The nursing home resembles a large apartment building, with rooms and balconies stacked several floors high. The young woman recalls the view from the train with its sad song. This feels innately different—a quiet sanctuary balanced delicately along the side of the hill and shrouded in greenery.

As she exits the car, thanking the old man for his kindness, she hums happily to herself a song about starting over.


The nurse enters the mother’s room once more. “Good afternoon, Matsuo-san,” she says, wheeling her away from the window. “Your visitor is here.”

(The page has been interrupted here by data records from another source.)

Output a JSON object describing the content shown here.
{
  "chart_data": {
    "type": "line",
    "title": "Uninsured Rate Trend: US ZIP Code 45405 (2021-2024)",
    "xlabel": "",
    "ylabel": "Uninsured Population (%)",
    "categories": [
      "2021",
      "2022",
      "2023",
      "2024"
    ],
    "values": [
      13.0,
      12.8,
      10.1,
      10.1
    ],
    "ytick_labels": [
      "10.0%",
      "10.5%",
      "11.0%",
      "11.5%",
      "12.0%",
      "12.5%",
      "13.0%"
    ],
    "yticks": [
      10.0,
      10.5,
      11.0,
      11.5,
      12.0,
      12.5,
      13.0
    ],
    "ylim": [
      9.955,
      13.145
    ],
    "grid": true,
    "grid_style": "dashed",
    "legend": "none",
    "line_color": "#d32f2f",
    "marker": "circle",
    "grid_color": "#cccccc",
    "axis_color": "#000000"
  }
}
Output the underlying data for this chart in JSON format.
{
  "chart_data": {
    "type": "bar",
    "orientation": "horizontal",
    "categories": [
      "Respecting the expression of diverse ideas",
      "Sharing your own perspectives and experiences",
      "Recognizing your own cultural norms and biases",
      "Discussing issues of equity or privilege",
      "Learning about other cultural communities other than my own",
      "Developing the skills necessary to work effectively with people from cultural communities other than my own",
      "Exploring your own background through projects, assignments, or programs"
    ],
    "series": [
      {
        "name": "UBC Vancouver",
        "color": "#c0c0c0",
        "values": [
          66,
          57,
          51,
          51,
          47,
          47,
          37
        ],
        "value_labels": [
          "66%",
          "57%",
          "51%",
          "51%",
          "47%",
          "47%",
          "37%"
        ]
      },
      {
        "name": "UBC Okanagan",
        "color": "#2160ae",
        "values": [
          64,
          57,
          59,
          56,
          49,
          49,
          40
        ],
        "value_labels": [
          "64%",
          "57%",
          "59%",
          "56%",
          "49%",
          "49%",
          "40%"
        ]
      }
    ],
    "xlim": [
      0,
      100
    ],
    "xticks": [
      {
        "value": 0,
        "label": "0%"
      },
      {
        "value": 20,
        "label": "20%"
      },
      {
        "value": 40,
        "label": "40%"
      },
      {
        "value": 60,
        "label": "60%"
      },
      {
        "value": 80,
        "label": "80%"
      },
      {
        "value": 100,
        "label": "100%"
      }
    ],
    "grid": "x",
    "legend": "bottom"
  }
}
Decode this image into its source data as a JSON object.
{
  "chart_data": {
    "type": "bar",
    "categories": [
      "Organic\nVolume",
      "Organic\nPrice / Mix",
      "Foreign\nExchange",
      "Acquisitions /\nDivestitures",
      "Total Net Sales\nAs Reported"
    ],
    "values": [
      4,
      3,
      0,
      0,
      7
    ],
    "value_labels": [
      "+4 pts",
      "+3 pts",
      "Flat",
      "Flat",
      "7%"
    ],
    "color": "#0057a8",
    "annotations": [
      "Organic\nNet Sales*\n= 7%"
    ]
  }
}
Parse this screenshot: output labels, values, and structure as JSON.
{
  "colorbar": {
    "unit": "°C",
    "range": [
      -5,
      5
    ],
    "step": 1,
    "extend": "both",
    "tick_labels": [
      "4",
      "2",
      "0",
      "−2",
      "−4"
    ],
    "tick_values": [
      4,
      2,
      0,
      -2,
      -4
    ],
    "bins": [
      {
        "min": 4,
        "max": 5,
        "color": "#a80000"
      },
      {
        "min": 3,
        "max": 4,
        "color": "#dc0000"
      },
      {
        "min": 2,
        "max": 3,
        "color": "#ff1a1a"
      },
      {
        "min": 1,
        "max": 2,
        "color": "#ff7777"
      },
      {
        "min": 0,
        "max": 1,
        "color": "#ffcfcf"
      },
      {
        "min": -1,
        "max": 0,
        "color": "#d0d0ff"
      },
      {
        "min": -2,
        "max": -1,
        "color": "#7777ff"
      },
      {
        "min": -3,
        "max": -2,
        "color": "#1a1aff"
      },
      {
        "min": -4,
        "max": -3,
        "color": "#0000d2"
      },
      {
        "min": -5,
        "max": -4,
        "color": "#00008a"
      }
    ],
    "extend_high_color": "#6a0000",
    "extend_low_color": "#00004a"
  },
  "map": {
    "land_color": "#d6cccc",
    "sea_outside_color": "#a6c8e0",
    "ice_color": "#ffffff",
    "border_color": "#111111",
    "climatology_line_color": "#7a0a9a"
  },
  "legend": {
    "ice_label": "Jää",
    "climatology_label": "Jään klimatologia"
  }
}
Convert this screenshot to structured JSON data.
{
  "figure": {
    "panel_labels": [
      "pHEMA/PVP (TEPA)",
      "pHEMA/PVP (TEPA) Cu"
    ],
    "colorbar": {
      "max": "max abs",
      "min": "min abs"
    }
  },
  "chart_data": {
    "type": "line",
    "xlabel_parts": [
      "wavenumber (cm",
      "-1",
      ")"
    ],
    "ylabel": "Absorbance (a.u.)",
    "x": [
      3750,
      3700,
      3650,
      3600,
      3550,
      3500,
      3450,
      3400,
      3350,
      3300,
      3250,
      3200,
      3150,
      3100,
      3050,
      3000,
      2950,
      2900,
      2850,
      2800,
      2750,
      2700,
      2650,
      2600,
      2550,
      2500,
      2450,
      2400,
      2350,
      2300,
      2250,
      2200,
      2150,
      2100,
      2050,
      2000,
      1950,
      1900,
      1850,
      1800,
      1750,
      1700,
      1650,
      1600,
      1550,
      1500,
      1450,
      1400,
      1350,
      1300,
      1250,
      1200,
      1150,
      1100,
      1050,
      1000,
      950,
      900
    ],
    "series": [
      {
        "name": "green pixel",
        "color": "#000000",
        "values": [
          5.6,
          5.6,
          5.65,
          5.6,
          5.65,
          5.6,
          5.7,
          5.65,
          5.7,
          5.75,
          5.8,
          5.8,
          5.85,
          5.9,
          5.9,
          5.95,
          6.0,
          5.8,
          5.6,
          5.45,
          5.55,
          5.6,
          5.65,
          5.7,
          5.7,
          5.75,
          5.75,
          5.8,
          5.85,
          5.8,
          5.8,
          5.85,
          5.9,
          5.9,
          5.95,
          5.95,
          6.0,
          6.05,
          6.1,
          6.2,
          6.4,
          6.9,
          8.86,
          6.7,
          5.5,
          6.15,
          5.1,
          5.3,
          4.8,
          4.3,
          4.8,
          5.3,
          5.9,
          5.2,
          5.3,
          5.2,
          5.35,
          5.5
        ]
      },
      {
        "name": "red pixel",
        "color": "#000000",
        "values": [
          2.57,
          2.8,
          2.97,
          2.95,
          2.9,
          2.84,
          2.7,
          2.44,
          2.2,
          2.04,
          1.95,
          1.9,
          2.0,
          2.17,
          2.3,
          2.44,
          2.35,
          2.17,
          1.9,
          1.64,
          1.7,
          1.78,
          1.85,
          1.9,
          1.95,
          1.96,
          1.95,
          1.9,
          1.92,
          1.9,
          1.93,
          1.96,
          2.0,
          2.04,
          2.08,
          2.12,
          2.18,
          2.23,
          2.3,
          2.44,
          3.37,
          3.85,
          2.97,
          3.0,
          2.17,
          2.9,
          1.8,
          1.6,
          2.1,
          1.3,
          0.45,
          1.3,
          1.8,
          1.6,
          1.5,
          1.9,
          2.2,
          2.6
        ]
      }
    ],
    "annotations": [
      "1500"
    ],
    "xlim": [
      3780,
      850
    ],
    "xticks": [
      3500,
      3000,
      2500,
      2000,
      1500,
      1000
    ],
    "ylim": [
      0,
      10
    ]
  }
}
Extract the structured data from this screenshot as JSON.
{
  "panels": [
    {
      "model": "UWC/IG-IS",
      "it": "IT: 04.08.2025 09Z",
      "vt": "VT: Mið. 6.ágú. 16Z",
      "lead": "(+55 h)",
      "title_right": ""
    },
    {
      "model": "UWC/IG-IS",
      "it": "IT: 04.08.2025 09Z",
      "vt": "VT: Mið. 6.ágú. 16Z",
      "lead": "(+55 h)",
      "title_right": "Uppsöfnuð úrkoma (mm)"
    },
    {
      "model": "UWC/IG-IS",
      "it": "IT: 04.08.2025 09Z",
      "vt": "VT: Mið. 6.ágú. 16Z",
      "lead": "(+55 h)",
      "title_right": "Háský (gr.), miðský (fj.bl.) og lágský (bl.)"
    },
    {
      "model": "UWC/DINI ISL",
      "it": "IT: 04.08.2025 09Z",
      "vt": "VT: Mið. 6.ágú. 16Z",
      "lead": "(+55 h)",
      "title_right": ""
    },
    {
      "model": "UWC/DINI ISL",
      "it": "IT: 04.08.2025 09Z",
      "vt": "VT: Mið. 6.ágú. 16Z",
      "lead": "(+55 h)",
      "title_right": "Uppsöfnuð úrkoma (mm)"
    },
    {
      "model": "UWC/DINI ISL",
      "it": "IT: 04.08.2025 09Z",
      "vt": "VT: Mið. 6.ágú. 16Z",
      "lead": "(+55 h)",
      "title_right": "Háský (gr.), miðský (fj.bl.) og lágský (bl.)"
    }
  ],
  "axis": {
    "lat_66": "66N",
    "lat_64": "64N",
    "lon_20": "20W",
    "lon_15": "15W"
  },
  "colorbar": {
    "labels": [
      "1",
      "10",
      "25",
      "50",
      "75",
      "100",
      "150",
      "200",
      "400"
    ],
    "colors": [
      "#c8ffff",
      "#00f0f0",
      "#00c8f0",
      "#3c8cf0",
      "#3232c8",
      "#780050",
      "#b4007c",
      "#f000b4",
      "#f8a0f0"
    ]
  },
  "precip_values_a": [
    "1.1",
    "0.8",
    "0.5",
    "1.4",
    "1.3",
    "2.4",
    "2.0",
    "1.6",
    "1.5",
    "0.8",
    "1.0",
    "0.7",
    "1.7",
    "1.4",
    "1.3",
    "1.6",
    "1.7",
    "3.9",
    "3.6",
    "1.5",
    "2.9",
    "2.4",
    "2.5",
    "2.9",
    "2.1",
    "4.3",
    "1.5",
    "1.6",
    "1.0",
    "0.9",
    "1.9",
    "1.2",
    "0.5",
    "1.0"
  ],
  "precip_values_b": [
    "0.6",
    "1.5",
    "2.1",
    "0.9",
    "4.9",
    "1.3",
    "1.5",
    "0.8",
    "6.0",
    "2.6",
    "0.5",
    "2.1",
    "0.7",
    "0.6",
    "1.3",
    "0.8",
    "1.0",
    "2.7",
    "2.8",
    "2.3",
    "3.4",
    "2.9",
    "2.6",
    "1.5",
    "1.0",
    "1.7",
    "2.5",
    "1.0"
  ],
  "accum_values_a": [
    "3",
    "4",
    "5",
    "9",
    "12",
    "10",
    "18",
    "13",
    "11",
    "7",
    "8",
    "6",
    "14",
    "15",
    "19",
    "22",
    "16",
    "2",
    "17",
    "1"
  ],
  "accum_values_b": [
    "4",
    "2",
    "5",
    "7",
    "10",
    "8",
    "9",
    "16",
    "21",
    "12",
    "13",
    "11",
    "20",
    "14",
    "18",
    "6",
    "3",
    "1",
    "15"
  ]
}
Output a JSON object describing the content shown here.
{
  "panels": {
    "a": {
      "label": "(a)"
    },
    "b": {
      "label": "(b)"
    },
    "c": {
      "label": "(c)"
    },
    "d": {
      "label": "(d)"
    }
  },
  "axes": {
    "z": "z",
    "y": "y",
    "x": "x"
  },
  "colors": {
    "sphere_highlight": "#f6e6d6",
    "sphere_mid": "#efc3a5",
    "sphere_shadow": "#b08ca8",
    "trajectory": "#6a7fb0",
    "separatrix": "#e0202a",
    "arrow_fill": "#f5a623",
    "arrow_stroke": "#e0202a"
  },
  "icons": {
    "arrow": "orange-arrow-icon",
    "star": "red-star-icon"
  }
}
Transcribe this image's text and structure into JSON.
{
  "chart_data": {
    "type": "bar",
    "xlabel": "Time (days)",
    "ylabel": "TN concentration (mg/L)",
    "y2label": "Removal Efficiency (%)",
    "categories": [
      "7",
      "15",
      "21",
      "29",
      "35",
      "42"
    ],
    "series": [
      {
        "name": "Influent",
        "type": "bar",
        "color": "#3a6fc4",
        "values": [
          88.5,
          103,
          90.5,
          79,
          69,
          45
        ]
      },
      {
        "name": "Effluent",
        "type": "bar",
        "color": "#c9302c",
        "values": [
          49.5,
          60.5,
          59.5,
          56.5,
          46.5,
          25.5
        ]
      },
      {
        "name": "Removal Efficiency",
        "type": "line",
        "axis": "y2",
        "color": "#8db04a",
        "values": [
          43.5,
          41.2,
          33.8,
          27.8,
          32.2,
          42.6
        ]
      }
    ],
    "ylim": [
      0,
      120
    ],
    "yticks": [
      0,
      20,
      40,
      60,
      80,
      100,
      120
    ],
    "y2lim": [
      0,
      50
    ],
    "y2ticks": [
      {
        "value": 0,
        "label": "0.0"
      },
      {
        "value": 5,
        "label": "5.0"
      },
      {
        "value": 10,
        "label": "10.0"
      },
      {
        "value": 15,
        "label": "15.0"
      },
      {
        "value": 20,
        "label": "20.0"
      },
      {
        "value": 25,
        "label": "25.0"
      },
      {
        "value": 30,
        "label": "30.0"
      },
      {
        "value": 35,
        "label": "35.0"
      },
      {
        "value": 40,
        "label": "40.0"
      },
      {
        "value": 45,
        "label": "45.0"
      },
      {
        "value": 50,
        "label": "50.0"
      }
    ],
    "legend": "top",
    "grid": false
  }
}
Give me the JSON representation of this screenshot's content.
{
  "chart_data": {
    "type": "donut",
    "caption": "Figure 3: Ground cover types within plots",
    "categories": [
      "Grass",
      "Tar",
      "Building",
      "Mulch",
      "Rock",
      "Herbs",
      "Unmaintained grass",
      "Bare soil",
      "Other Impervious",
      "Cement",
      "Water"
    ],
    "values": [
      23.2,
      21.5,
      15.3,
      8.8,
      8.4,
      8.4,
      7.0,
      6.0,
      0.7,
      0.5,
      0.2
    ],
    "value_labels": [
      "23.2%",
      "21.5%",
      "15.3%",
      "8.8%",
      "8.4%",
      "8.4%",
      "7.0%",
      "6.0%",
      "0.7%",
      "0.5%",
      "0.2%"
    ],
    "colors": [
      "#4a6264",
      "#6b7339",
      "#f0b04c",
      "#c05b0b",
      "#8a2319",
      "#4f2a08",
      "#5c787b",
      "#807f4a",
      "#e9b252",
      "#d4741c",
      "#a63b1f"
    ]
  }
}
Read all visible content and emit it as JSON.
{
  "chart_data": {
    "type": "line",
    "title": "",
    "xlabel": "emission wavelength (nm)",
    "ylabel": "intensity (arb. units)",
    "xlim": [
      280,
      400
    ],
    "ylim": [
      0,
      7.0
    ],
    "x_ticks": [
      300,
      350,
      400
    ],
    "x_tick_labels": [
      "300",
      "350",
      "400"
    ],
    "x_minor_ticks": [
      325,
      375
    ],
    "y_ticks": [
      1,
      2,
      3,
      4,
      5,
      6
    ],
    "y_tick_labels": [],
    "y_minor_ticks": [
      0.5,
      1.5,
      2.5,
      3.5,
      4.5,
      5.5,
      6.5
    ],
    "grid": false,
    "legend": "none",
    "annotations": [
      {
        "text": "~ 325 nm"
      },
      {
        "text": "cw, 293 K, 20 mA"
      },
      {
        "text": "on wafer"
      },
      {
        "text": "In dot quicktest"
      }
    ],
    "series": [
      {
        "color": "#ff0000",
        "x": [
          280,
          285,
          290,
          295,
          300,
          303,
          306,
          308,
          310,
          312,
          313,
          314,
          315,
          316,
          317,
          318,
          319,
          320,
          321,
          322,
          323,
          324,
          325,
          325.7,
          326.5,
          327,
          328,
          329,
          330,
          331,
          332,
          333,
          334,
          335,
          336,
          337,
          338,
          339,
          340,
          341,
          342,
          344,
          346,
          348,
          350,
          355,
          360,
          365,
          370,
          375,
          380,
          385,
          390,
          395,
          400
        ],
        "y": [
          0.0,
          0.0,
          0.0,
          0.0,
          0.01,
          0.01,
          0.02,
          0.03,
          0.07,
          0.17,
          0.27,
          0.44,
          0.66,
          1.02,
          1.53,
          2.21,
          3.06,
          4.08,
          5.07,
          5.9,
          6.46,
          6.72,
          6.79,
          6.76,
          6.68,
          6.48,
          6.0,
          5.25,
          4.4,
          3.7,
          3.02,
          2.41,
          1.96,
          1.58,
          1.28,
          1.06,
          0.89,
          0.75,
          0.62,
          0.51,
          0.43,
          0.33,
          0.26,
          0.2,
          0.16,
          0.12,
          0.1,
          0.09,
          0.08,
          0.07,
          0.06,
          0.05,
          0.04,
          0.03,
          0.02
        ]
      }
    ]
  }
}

Yes, she has a visitor today. It is another detail that has escaped from her in the fog, but it’s back now and she’s glad for it. Though she doesn’t recall who the person is who has come to see her, she feels strongly that they’re family. Family. The word sounds strange these days. Everyone she once called family is gone: her mother and father, both late husbands, a son. Her memory of them has become liquid and dreamlike, as distant memories tend to do.

Perhaps it’s the pills, but this too feels like a dream, one she doesn’t deserve. Bitter and sweet like barley tea with honey.

The nurse arranges her with her blanket by a small table in the center of the room. “I’ll go get her and bring the two of you some tea,” she says.

She returns beside a young lady in a white blouse and gray skirt. Tall, with darker skin than most here. Her hair is coarse and familiar. The sight of her is painful in a way the mother can’t put words to. She feels she’s had this meeting before, though that can’t be the case.

The young woman speaks English into a phone, and the phone repeats the words back in the mother’s own tongue. The sound of them fills her heart to the brim and over. 

“Kon’nichiwa, obāsan. Jikan ga kakatte gomen’nasai.”